Brain Bites fly along neuronal tendrils, providing surprising messages about the size, speed, and complexity of the brain. The message is clear: Your brain is exciting. Your brain is surprising. Your brain is always changing. From this dynamic beginning, "BRAIN: The World Inside Your Head" invites visitors deeper into the brain to discover its basic workings—the fact that all brain function, everything we are and do, begins with neurons and synapses, electricity and chemistry.

Here is an exploration of the revitalizing nature of sleep and the process of individual brain development. Then a look back through history at how we've learned about the brain, with an emphasis on brain evolution, the bizarre story of Phineas Gage, and today's amazing brain imaging technologies.

Visitors then experience the reality of brain differences—disorders, accidents, irregularities. Sometimes these differences augment brain capability—for example, Albert Einstein—often they impair it, as with such common conditions as Alzheimer's, depression, addiction disorders, and others.
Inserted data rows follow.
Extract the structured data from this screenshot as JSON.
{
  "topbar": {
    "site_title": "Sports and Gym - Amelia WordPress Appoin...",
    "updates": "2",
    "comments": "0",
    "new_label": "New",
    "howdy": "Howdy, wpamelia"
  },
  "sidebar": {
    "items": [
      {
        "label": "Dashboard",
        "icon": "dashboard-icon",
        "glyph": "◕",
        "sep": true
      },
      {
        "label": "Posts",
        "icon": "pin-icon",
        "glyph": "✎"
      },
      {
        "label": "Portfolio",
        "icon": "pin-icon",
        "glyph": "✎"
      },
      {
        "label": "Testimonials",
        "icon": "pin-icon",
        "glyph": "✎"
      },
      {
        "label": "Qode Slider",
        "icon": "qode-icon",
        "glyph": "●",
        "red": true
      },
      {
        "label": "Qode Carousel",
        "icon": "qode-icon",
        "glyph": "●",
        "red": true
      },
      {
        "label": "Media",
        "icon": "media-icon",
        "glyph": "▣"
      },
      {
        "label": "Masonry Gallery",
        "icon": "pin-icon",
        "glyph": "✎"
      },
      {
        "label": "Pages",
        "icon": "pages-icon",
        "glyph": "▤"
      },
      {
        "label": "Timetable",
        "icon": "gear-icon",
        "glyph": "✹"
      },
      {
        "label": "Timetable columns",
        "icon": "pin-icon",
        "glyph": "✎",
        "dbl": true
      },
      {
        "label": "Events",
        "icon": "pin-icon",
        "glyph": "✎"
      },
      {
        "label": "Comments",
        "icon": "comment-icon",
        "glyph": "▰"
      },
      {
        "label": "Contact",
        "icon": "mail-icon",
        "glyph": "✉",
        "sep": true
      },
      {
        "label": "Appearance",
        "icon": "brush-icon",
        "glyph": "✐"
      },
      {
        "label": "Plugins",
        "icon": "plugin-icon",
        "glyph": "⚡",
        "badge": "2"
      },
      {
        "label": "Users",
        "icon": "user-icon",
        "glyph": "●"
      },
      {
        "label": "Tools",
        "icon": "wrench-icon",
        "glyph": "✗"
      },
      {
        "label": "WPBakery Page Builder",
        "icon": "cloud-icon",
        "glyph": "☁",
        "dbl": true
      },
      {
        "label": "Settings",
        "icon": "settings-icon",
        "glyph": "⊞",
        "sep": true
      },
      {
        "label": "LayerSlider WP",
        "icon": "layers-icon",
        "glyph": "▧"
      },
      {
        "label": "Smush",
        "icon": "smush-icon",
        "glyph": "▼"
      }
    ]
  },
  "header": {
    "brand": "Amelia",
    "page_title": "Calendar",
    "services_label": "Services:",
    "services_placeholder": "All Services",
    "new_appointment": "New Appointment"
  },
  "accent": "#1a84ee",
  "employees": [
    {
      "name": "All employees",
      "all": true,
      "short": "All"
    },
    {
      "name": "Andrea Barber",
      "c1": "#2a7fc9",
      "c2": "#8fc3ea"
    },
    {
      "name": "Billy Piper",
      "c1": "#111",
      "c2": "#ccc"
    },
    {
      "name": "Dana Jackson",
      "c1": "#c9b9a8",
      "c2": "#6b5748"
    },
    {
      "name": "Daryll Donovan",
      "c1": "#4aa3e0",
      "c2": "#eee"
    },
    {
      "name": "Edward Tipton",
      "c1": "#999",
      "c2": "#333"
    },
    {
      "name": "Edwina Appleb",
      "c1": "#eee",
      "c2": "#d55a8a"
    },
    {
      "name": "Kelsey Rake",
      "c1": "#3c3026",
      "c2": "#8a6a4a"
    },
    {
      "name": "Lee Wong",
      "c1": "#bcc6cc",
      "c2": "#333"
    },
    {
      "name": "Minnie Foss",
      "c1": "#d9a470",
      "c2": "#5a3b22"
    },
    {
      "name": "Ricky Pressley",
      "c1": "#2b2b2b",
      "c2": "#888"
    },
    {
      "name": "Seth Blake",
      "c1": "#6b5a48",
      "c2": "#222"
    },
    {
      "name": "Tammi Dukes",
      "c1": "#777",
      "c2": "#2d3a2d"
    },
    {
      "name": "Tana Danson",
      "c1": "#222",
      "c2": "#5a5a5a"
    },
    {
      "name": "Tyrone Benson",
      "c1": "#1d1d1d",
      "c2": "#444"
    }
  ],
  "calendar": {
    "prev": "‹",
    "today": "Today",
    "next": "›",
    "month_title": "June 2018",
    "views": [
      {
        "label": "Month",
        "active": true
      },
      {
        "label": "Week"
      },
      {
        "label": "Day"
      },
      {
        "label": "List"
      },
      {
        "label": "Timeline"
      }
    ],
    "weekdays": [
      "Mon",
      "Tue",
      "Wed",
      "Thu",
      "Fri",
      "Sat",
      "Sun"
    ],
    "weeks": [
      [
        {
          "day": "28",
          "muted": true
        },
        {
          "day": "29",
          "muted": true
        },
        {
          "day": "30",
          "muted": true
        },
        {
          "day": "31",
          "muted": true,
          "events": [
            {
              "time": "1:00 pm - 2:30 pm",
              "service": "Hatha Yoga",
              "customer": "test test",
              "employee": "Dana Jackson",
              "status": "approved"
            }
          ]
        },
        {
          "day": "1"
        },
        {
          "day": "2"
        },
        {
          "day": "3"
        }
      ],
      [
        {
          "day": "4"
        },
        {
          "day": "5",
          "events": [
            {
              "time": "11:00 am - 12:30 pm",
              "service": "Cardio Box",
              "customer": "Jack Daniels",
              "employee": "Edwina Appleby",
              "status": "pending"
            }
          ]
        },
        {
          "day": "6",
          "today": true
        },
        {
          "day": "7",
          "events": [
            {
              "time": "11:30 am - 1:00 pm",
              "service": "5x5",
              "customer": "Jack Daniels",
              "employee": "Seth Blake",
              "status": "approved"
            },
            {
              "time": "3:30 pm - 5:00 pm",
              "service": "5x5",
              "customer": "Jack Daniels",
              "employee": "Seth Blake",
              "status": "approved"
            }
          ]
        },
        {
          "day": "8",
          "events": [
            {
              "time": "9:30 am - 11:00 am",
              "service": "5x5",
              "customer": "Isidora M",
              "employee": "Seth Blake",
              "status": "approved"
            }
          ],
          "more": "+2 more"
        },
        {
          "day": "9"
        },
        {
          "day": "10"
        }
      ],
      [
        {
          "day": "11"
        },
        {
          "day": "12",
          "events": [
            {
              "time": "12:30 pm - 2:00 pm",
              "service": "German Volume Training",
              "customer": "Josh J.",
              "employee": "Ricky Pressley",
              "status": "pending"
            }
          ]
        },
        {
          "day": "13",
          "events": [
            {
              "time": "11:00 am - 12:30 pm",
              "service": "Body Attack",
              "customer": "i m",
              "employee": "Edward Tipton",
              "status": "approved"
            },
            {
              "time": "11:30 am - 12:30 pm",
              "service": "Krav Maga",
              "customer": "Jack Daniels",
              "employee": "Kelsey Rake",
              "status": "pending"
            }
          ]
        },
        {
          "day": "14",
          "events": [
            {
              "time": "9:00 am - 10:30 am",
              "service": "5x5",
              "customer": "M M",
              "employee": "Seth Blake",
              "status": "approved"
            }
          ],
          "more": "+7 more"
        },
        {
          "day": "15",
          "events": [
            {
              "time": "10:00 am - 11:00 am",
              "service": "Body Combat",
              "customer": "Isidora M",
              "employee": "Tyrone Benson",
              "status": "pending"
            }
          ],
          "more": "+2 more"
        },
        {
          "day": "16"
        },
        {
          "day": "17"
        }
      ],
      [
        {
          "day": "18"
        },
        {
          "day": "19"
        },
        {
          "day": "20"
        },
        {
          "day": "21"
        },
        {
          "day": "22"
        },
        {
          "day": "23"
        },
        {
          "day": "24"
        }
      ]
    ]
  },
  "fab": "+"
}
These presentations will not only inform, they will destigmatize these conditions.

Visitors will also explore the relationship between depression and creativity, how drugs work in the brain, and the nature of pain. They will encounter the future of brain treatments in our new era of genome mapping and molecular medicine. And, finally, visitors will explore the most mysterious aspect of brain investigations, the mind and the nature of consciousness.

By the end of this experience-based, interactive adventure visitors will enjoy a new appreciation of the amazing brain. They will understand that Your Brain is You!